WAY2BBITTERSWEET, HAZEL :lawl:

CUB4UDK

  • Sep. 26th, 2008 at 6:22 PM
gorugo

^From a license plate.

and now, CHRONICLE

I got up at, like, 08:45 to get ready, since I had to be ready for my ride by 09:30, because I was going to my sister's class that started at 10:30. Philosophy, yo-- I was pumped for all that mindblowing epiphanatical etcetera that she had been talking about; she even, like, prepped me yesterday with... uh... Descartes? And lol God and innate and holy snap he exists HAHAHA crazy stuff.

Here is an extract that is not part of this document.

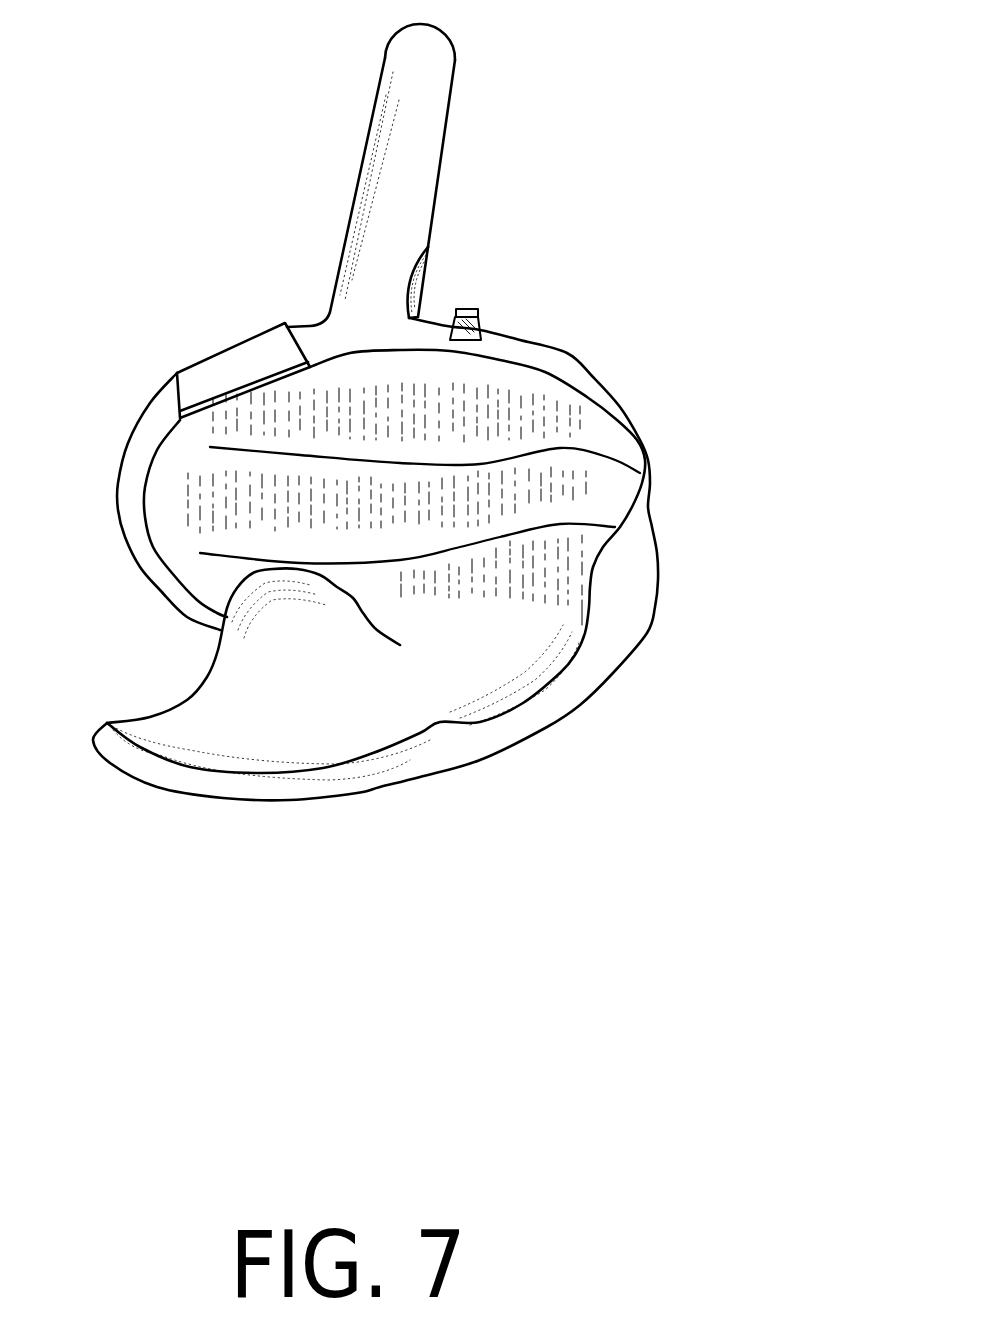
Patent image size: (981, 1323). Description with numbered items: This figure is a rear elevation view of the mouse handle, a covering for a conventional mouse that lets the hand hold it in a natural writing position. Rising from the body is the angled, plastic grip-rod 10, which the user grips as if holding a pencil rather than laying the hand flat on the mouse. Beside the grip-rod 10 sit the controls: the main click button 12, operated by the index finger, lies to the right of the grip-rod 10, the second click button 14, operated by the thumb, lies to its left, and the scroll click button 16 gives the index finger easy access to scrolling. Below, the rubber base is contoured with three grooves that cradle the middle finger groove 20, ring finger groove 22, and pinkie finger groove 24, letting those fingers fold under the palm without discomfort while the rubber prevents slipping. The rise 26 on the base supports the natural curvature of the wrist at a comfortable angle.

So we leave around, like, 10:00. Ate left her cell on the ironing board so I was like oh shi-- and we arrived at about 10:30 and she wasn't there but then she hijacked a stranger's phone to say that she was there and she was barred from class because she was late and I felt all bad because she even asked her teacher if I could come and lol bad impressions and I was looking forward to it and she was looking forward to it and we all fall down. So me, her, Jonalee, and Jenny go on a Uni adventure and tralala up stairs and down skywalks and through shelves and shit and photo ops and it was cool.

We found the Chapel and mulled around for quite a while, killing time (SKIPPING CLASS) and looking for orbs and creeping ourselves out with lols and stuff and it was cool. Cool, cool. Thennnn people come in so we leave, and, like kill a bit more clocks 'til Kuya Jon finds himself liberated and 2012 and college and laptops and chairs and blocks and HAY GUYS WE HUNGRY so we trip over to the ENVOOOYYYYYY and head to Polo. Because this is our downtown adventure, of course.

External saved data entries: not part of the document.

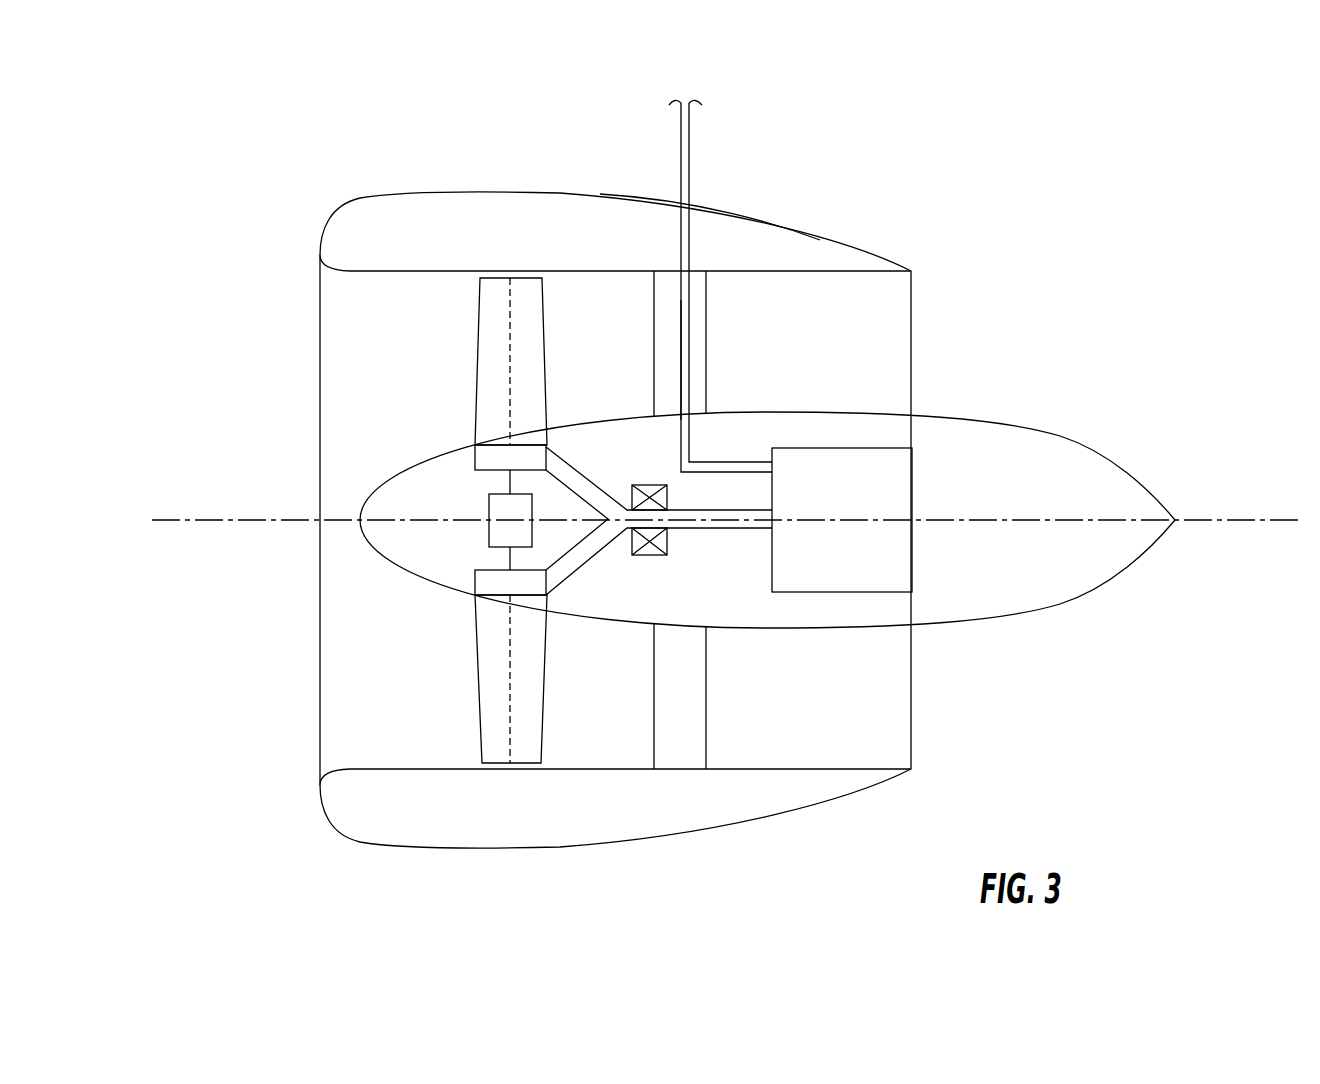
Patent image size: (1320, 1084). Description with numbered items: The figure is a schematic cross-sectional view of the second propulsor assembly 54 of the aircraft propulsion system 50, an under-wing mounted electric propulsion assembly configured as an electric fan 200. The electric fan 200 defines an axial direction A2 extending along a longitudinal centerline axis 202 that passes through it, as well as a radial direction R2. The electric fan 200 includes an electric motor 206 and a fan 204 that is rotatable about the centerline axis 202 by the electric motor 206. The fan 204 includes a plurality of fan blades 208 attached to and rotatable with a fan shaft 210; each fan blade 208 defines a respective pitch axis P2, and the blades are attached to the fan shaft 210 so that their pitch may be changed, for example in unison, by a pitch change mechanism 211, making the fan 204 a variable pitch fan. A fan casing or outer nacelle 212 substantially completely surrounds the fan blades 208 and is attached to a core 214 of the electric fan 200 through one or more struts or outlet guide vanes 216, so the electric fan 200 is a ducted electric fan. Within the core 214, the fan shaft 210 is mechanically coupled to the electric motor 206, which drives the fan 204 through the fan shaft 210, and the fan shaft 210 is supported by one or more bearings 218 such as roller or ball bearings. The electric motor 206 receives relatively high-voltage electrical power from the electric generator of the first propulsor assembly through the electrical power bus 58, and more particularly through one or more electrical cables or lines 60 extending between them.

The propulsion system 50 is at (980, 238).
The second propulsor assembly 54 is at (604, 168).
The electrical power bus 58 is at (740, 152).
The electrical cables or lines 60 is at (690, 372).
The electric fan 200 is at (385, 128).
The longitudinal centerline axis 202 is at (1230, 519).
The fan 204 is at (375, 355).
The electric motor 206 is at (912, 503).
The fan blades 208 is at (476, 418).
The fan shaft 210 is at (677, 535).
The pitch change mechanism 211 is at (488, 535).
The outer nacelle 212 is at (779, 224).
The core 214 is at (1008, 420).
The struts or outlet guide vanes 216 is at (706, 725).
The bearings 218 is at (650, 485).
The pitch axis P2 is at (513, 347).
The radial direction R2 is at (107, 352).
The axial direction A2 is at (795, 899).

SO WHILST THERE we partake in cold sushi and colder frozen yogurt youguurot yoghurt and window shop galore because no job = LOL NO MONIES and there is much lulz to be had browsing back shelves and much vomitting when concerning that which is about strange fools who call themselves vegetarian when they so obviously are abusing a simple similie liek wtfs. Then AN EDGAR APPEARED and stuff was happened and pictures were taken (including an especially bitchin' one involving an around-the-corner mirror, I mean, I don't even care that I look like a camwhore with the cellphone in the shot, I love it to bits and pieces) and in the end, there was only loneliness we headed to the parking of cars lot.

On the way home, there was a drunk guy in a mohawk (at 16:00, wtf), a silly license plate, a sleeping sister, and a windy day. Which was nice. I do wish I had been able to attend Ate's class, though.